Senator Kim Stands Up for Public Servants During Nomination Hearing for Office of Management and Budget Director
January 15, 2025
WASHINGTON D.C. – Today, Senator Andy Kimemphasized concerns about the incoming Trump administration’s political weaponization and degradation of federal civil service during the Senate Homeland Security and Governmental Affairs’ Nomination Hearing for Russell Vought, nominee to be Director of the U.S. Office of Management and Budget (OMB). As a career public servant prior to being elected to Congress, in his questioning Kim highlighted the need to protect civil servants from political attacks as they serve our nation and work to address the serious challenges facing our nation.

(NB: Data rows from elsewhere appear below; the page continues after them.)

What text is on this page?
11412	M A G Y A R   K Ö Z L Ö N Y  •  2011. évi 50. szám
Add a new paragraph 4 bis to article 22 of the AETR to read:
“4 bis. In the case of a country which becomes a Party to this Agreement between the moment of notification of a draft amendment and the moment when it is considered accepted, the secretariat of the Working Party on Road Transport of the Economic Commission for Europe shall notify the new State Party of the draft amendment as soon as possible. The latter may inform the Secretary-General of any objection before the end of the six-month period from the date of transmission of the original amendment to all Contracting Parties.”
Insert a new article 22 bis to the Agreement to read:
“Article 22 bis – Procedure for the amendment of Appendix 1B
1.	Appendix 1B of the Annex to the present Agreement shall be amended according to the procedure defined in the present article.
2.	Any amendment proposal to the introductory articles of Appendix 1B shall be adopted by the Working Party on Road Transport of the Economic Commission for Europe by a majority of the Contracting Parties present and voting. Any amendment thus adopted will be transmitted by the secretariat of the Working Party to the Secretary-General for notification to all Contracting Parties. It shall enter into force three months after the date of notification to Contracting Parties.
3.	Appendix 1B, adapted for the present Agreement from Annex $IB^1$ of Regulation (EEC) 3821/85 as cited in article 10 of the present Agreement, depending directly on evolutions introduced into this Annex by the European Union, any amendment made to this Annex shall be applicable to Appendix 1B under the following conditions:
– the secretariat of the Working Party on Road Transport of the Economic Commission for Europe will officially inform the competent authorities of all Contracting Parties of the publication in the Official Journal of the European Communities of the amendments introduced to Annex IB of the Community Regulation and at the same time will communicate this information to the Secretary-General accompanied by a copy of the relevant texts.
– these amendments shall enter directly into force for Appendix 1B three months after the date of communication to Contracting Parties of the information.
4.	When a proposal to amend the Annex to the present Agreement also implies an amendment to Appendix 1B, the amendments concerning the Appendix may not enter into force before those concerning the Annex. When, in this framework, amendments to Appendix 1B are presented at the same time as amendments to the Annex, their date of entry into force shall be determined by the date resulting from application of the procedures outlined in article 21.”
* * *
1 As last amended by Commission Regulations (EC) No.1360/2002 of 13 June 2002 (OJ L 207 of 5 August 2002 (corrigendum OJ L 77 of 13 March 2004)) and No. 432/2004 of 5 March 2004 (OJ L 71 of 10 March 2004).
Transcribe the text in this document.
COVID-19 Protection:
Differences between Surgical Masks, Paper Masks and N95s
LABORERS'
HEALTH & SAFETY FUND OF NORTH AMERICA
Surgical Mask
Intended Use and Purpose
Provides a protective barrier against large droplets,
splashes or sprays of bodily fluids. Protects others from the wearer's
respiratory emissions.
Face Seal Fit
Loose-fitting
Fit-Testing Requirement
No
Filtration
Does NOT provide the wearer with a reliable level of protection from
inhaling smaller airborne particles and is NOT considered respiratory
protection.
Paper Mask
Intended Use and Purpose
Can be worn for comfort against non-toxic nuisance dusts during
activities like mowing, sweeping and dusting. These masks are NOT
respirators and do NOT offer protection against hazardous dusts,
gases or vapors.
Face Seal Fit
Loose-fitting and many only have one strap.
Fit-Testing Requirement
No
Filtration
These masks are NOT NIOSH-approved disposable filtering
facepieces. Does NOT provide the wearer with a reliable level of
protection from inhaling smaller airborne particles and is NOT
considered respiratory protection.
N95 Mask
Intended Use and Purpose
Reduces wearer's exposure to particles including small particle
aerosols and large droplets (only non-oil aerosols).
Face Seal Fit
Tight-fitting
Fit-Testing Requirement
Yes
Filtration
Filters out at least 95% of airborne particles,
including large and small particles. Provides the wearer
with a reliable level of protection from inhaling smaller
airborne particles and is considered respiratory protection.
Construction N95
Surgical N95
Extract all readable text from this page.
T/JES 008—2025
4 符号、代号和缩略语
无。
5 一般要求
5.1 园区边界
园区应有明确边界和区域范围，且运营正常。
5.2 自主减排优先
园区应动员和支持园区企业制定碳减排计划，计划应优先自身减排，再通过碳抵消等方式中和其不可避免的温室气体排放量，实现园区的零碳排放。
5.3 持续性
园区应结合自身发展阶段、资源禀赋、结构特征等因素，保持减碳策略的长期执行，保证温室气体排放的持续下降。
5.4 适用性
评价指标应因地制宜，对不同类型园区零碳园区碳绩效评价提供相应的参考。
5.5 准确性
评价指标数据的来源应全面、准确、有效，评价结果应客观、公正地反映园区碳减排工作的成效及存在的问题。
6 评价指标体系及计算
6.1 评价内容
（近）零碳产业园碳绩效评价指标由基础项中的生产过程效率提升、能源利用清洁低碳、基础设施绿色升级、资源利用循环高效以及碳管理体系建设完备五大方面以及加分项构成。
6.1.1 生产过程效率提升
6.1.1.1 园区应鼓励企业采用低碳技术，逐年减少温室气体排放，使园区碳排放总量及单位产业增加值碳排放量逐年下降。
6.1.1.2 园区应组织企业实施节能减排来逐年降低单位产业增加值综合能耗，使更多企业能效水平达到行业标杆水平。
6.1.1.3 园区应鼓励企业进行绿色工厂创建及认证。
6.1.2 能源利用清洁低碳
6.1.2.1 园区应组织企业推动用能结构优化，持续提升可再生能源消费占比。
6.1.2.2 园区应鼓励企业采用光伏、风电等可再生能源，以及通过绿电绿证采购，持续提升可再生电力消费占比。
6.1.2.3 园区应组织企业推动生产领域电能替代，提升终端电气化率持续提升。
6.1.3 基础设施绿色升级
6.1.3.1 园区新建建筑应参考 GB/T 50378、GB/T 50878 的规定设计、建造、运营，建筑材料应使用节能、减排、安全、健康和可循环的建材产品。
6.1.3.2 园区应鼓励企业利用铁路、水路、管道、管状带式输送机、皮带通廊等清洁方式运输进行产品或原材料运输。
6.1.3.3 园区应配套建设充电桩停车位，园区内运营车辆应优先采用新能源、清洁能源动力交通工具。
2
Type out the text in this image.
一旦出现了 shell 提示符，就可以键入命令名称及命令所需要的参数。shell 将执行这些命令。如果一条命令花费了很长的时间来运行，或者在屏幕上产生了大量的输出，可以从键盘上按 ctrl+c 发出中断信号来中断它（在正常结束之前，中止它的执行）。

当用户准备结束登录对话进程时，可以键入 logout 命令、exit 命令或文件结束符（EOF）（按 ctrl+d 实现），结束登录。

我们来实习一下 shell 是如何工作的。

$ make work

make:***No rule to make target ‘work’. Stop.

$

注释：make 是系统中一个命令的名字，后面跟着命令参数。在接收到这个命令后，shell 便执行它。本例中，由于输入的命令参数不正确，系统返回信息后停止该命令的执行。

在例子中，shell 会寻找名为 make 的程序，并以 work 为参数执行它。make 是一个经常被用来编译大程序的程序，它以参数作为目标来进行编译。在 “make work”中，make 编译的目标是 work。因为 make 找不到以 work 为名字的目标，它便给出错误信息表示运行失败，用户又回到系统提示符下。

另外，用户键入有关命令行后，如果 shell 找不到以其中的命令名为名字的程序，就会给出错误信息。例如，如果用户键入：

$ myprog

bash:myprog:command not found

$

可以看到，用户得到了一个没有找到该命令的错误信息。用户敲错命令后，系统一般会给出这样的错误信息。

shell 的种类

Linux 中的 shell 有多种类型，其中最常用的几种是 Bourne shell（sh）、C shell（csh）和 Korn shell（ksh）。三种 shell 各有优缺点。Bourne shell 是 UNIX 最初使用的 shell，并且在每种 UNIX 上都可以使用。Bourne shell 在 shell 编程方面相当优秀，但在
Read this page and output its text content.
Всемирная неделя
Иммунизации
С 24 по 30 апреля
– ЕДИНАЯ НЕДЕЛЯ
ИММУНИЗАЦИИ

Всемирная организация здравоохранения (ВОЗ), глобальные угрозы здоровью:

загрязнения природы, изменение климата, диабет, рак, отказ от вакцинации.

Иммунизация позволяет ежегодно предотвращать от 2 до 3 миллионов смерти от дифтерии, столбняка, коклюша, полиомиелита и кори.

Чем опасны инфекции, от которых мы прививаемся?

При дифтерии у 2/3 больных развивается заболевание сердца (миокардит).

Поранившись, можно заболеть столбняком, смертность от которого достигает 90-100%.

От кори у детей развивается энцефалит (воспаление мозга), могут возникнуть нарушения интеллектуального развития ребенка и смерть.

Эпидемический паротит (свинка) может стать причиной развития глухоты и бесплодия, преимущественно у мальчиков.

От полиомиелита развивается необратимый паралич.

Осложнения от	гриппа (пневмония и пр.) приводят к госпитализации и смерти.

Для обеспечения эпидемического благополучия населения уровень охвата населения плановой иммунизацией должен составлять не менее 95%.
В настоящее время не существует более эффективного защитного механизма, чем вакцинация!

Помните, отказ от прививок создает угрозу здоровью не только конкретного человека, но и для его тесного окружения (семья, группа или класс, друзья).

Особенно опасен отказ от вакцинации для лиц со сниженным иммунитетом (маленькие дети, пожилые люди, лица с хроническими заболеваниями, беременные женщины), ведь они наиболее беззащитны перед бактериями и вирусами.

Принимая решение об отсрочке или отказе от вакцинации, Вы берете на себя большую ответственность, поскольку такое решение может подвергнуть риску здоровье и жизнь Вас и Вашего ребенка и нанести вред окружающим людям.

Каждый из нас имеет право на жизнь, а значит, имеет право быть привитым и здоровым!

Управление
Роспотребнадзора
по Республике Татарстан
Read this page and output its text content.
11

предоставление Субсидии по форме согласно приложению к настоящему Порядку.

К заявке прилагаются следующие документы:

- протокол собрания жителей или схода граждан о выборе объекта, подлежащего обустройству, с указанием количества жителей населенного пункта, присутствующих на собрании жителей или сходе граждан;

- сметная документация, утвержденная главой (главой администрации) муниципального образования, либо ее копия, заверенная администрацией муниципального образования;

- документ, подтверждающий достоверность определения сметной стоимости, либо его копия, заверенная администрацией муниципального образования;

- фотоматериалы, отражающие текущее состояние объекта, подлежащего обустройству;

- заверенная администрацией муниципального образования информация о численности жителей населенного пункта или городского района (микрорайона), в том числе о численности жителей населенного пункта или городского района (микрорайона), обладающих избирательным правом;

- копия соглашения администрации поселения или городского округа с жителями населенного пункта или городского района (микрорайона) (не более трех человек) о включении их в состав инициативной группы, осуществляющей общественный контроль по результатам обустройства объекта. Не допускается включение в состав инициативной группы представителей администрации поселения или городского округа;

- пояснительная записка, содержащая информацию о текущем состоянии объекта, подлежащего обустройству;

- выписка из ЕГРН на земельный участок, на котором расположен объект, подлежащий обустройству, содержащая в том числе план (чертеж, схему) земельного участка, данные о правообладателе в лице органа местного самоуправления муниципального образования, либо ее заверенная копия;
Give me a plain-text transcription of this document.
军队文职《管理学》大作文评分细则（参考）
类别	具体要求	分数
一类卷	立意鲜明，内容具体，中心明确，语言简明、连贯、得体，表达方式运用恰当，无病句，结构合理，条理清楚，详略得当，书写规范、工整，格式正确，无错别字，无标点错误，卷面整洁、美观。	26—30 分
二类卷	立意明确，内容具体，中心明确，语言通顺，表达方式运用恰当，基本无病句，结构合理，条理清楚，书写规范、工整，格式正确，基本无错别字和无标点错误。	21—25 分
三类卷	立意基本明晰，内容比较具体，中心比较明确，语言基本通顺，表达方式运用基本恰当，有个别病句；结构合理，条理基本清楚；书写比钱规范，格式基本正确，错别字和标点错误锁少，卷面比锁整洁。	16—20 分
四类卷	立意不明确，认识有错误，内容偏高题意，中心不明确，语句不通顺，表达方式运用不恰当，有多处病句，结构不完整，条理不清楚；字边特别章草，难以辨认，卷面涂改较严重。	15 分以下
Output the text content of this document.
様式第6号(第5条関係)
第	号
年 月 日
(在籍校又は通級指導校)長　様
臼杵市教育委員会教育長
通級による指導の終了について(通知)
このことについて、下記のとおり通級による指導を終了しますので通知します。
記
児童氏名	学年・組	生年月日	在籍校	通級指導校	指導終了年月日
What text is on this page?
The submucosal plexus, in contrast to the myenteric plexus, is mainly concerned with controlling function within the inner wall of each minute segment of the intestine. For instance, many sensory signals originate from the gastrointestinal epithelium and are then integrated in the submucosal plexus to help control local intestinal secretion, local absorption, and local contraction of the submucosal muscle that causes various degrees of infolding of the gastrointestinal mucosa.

“I’ve also heard you say in other circumstances, ‘We want the bureaucrats to be traumatically affected. When they wake up in the morning, we want them not to want to go to work because they are increasingly viewed as the villains. We want to put them in trauma.’
“I raise this with you because I was a career, nonpartisan civil servant…I wanted to ask you why you would use language like villains when talking about people serving our nation,” said Senator Kim.
In October of 2020 when Mr. Vought was Director of the OMB, former President Trump issued Executive Order 13957 referred to as “Schedule F”, which aimed to establish a new employment category for federal workers and remove civil servants’ protections to allow termination of a civil servant, including based on their expressions of loyalty or disloyalty to the president. The Biden Administration rescinded this “Schedule F” executive order before it could go into effect.
Senator Kim’s questions to Mr. Vought also included a focus on protecting federal agencies’ independent decision-making and policymaking and preventing presidential overreach.
Senator Kim is a member of the Committee on Commerce, Science, and Transportation; the Committee on Banking, Housing, and Urban Affairs; the Committee on Health, Education, Labor, and Pensions (HELP); the Committee on Homeland Security and Governmental Affairs; and the Special Committee on Aging. Before being elected to the U.S. Senate, Kim represented New Jersey’s Third Congressional District in the U.S. House and was a career public servant working in national security and diplomacy at the White House, State Department, and Pentagon.